In his essay, “Anwar Jalal Shemza A Search for the ‘Significant’”, John Holt terms Shemza’s experiences of being immigrant, shattering of dreams and aspirations, identity crisis as a human and an artist, confidence building, and the memory of their own cultures as “not unique” since so many other AfroAsians were going through the same. He has been called a resistive character. He felt the need to justify the authenticity of his experiences and being. Facing a dominant and ethnocentric value system, he continued to work.

 

“Of course I knew my Pakistani heritage… But I had never utilised it. It never occurred to me that I could relate my Pakistani calligraphy and architecture to the painting problems I had… I am much more aware of my own heritage now than I ever was in Pakistan.
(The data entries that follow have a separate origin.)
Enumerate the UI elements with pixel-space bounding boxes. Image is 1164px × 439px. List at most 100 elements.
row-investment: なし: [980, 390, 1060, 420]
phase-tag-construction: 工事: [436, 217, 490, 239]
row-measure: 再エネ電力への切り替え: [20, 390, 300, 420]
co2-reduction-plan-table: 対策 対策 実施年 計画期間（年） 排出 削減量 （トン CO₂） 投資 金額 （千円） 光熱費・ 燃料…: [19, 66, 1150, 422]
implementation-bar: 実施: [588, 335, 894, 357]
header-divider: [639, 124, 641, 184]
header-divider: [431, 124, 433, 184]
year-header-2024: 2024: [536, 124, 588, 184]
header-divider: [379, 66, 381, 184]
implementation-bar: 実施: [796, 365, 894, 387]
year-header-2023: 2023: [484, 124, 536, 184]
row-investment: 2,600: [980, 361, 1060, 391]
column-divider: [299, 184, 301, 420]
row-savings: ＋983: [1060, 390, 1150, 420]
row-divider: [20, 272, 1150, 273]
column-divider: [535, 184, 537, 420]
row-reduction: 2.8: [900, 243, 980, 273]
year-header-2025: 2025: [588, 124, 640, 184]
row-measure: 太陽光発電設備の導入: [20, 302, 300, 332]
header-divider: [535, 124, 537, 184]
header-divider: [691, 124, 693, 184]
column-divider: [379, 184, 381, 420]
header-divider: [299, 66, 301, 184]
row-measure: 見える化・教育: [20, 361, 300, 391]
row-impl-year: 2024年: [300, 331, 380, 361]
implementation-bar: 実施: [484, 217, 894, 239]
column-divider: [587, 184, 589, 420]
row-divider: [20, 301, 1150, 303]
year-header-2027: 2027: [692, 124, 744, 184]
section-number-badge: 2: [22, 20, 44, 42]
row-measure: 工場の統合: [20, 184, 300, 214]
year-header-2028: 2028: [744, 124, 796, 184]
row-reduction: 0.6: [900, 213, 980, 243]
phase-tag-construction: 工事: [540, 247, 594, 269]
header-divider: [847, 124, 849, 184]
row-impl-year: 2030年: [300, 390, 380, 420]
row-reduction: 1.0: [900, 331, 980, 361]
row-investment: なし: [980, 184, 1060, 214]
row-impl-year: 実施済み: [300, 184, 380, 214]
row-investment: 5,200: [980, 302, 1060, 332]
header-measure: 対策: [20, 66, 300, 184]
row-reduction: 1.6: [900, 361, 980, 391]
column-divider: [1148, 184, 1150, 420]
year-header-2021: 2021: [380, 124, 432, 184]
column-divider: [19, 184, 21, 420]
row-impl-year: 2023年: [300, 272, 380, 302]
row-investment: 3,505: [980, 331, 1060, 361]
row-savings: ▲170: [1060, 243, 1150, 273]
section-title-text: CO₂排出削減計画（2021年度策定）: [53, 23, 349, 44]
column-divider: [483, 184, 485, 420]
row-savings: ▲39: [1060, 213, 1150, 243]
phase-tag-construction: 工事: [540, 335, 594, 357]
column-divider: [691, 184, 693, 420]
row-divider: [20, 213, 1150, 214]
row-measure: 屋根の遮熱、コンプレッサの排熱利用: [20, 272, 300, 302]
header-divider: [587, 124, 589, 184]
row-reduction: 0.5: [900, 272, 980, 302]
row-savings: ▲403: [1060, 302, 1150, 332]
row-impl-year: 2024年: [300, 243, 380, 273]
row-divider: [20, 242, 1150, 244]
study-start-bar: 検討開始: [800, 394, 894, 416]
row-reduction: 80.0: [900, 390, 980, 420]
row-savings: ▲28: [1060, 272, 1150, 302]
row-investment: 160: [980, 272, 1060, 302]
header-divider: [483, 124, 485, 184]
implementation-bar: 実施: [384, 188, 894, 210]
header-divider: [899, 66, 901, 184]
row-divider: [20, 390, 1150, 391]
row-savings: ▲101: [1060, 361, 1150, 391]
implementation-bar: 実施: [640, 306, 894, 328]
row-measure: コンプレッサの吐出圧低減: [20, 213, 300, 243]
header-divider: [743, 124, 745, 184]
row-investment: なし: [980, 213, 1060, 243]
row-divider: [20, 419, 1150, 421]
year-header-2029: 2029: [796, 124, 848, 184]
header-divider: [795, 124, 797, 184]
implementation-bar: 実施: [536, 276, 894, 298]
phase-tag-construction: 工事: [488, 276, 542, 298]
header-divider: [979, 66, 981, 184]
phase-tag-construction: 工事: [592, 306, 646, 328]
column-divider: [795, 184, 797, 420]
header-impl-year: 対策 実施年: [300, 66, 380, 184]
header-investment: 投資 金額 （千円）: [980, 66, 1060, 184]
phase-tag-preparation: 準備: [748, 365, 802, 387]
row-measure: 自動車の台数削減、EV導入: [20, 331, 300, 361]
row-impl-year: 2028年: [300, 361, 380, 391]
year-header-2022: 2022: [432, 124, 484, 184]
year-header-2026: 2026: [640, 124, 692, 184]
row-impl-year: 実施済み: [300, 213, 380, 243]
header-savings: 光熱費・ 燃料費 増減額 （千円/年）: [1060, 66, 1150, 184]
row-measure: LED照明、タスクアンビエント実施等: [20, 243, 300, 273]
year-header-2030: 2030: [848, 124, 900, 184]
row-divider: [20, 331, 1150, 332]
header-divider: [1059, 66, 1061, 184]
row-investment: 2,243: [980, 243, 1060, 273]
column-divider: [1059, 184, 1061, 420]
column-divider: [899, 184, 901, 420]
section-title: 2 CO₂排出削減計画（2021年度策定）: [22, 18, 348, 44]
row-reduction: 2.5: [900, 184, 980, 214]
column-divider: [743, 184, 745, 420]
You only became aware of the things you lose. This is the greatest contribution that England has made for me.” (Hand-written notes by Shemza on a sketch book).

 

One Peter Burnhill, who was on the staff at Stafford College of Art and Design where Shemza also taught from 1962 onwards, wrote of Shemza’s practice:

 

“Shemza’s sketchbooks show very clearly his primary interest – obsession, almost – with linear, rhythmically orchestrated and serially developed two-dimensional space, stored in the head and brought out in the very act of drawing rather than developed from observation. Page after page of his sketchbooks are covered with serial developments of black and white drawing from which he could select and later develop paintings in colour.”

 

A wonderful edited catalogue by Iftikhar Dadi, on the occasion of Shemza’s Tate exhibition carried essays by scholars. Amongst them, Garfield has examined Shemza’s practice through the lens of landscape painting, while Dawood has opted for a holistic study concentrating on the critical issues of ‘belonging’ and ‘not-belonging’.

 

A letter by Shemza included in Dadi’s piece might help to understand Shemza’s initial goals in life. . This is addressed to his Lahore-based friend and author Karam Nawaz in Sept 1960 when Shemza embarked on his journey home. “Whatever I have obtained in this country [England], it was solely for the sake of students in my country. I have tirelessly struggled to master the intricacies of artistic technique — this research was for the people of my nation who are anxious to benefit from Western experiments. But will I be able to convey this trust to them, I wonder? This is an aching question for which I see no clear answer.” Sadly, Shemza could not be accommodated into any art education institution.

 

This is a period of reflection as old colonial attitudes dominating London’s art world for many many years are being challenged and art history throughout thre world is being rethought. An apt example of this re-thinking is showing of Shemza’s works at Tate Britain in 2015-16. “My grandfather didn’t get to see his work hanging in the Hayward or Tate, but I doubt he would have been surprised. He was a visionary and paved the way for artists of the future, including myself.”, Aphra Shemza, his granddaughter, a new media artist states.

 

Tasveer Shemza, his daughter laments, “In his lifetime, my father worked in relative obscurity and that was not the way he wanted to end up. There was little recognition and he must have had such a strong sense of belief in his practice.”

 

Shemza’s work was shown extensively in shows around the world in different biennales during and after his life too. His work is housed in some major galleries of the world today. In his re-discovery, I wonder, has Shemza, unknowingly, become part of an art history that he reacted against?